World Notes: Cuba, Israel, Venezuela - and more

Pakistan: U.S. drones threaten civilians

Hundreds of rural inhabitants of the North Waziristan tribal region staged a protest march Jan. 23 in the town of Mir Ali. Three days earlier, over 2,000 demonstrated in nearby Miranshah. Their protests targetted U.S. drone attacks, one of which killed seven people, mostly innocent civilians, in the Datta Khel area on Jan. 23. Throughout the region, according to the Xinhua News, markets, businesses and truck traffic closed down.  Religious leaders, tribal elders, and students speaking at the demonstrations castigated the U.S. government. Mir Ali business leader Abdul Hakim Nasir testified that drone attacks inflicted on the population an unacceptable state of fear. Speakers blamed the national government for tolerating the attacks.  

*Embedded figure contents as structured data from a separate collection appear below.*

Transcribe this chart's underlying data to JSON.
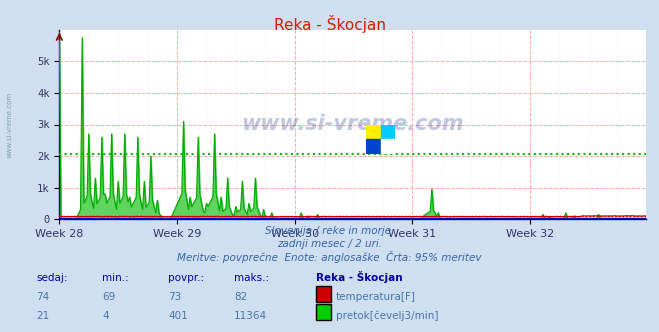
{
  "title": "Reka - Škocjan",
  "background_color": "#d0dff0",
  "plot_bg_color": "#ffffff",
  "grid_color_h": "#ffaaaa",
  "grid_color_v": "#ffcccc",
  "xlabel_weeks": [
    "Week 28",
    "Week 29",
    "Week 30",
    "Week 31",
    "Week 32"
  ],
  "ylim": [
    0,
    6000
  ],
  "yticks": [
    0,
    1000,
    2000,
    3000,
    4000,
    5000
  ],
  "ytick_labels": [
    "0",
    "1k",
    "2k",
    "3k",
    "4k",
    "5k"
  ],
  "avg_line_value": 2050,
  "avg_line_color": "#00bb00",
  "temp_line_color": "#cc0000",
  "temp_dotted_value": 100,
  "flow_line_color": "#00aa00",
  "flow_fill_color": "#44cc44",
  "title_color": "#cc2200",
  "axis_color": "#0000bb",
  "tick_color": "#333366",
  "subtitle_color": "#3366aa",
  "footer_num_color": "#4477aa",
  "footer_label_color": "#0000aa",
  "watermark_color": "#1a3a8a",
  "subtitle1": "Slovenija / reke in morje.",
  "subtitle2": "zadnji mesec / 2 uri.",
  "subtitle3": "Meritve: povprečne  Enote: anglosaške  Črta: 95% meritev",
  "footer_label1": "sedaj:",
  "footer_label2": "min.:",
  "footer_label3": "povpr.:",
  "footer_label4": "maks.:",
  "footer_label5": "Reka - Škocjan",
  "footer_temp_row": [
    "74",
    "69",
    "73",
    "82"
  ],
  "footer_flow_row": [
    "21",
    "4",
    "401",
    "11364"
  ],
  "footer_temp_label": "temperatura[F]",
  "footer_flow_label": "pretok[čevelj3/min]",
  "total_points": 360,
  "week_positions": [
    0,
    72,
    144,
    216,
    288
  ],
  "left_label": "www.si-vreme.com"
}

Venezuela: Fiber optic cable on the way to Cuba

Ceremonies unfolded in Vargas on Jan. 22, marking the beginning of operations to extend a submerged fiber optic cable to Jamaica and Cuba. "End the blockade of Cuba" and "Unity for all the Peoples!" proclaimed Technology and Sciences Minister Ricardo Menéndez at the event. The report from VTV television suggests improved telecommunications access will serve regional social, economic and cultural integration. Both China and France assisted with the project carried out by Venezuela in cooperation with Cuba and Jamaica. U.S. economic blockade policies denying Cuba access to under-sea fiber optic cables are responsible for having sharply reduced the island's Internet capabilities. That situation will improve when cable use begins in June. Officials in both Cuba and Venezuela also anticipate tightened bi-national communications security.

South Africa: Government initiative will cut HIV treatment costs

The Department of Health recently negotiated a two-year procurement contract with manufacturers of anti- retroviral drugs. Savings may exceed $685 million.  The monthly cost, for example, of supplying one patient with the commonly used drug Tenofovir will drop from $23 to eight dollars. Presently, 18 percent of South Africans are HIV-infected, with a million people receiving ARV drugs.  According to Inter Press Service, the deal represents a shift to big national buyers procuring ARVs and diminished reliance on donors. The advent of powerful purchasing blocs is expected to result in manufacturers' guarantees of drug availability and reduced costs to national health services. Critics suggest the new purchasing arrangement failed in protecting the government from supplier price manipulations during the contract period.  

Nepal: Peace stumbling block is removed

A UN-guided peace process, stalled for three years while former Maoist guerrillas participated in government, has been revived.  On Jan. 22, caretaker Prime Minister Madhav Kumar Nepal, of the Communist Party of Nepal (Unified Marxist-Leninist), signed an agreement with Maoist leader Prachanda, transferring control of 19,000 former insurgents living in camps to a multi-party, 64-person monitoring committee headed by the Prime Minister. Its task, reports Al Jazeera, will be to integrate Maoist troops into civilian life or national military service. Controversy over their fate has stymied the formation of a government. The Maoists assumed power following their victory in constituent assembly voting in 2008. Prachanda resigned as prime minister shortly thereafter. Prime Minister Nepal did likewise in June 2010.

Israel: Democratic opposition mobilizes

Coming together as the "Democratic Camp," Tel Aviv protesters on Jan. 15 denounced the government's "McCarthyite witch hunt" .against dissent, human rights, and Arab - Israeli collaboration. Describing the gathering of 20,000 people as "the biggest demonstration for years," the UK Guardian reported the protest as being triggered by the Knesset's recent approval of investigations carried out against civil rights groups and new citizens being subjected to a "loyalty oath."  Proposals to prohibit Jews from selling or renting property to Arabs further inflamed the situation. The Labor Party came under criticism for partnering with the right-wing Netanyahu government, characterized by one speaker as "the most racist coalition in the history of Israel." Two days later, that party split when three Labor Party ministers resigned. 

Cuba: U. S. mail deliveries are ended

As of Jan. 21, postal authorities began refusing to process mail addressed to U.S. recipients. Beginning in November, they disallowed mail to the United States weighing more than 453 grams. That action came about in response to U.S. restrictions, ostensibly anti-terrorist in nature, imposed on mail received from Cuba and other countries. Since 1963, when the United States ended direct mail communication with Cuba, mail has flowed by way of third countries, primarily Mexico and Canada. The most recent Cuban action is attributed to cost increases stemming from airlines of those countries having to return undelivered mail. There are no political undertones, reports La Jornada newspaper. Bilateral talks on re-establishing direct mail service took place in September 2009.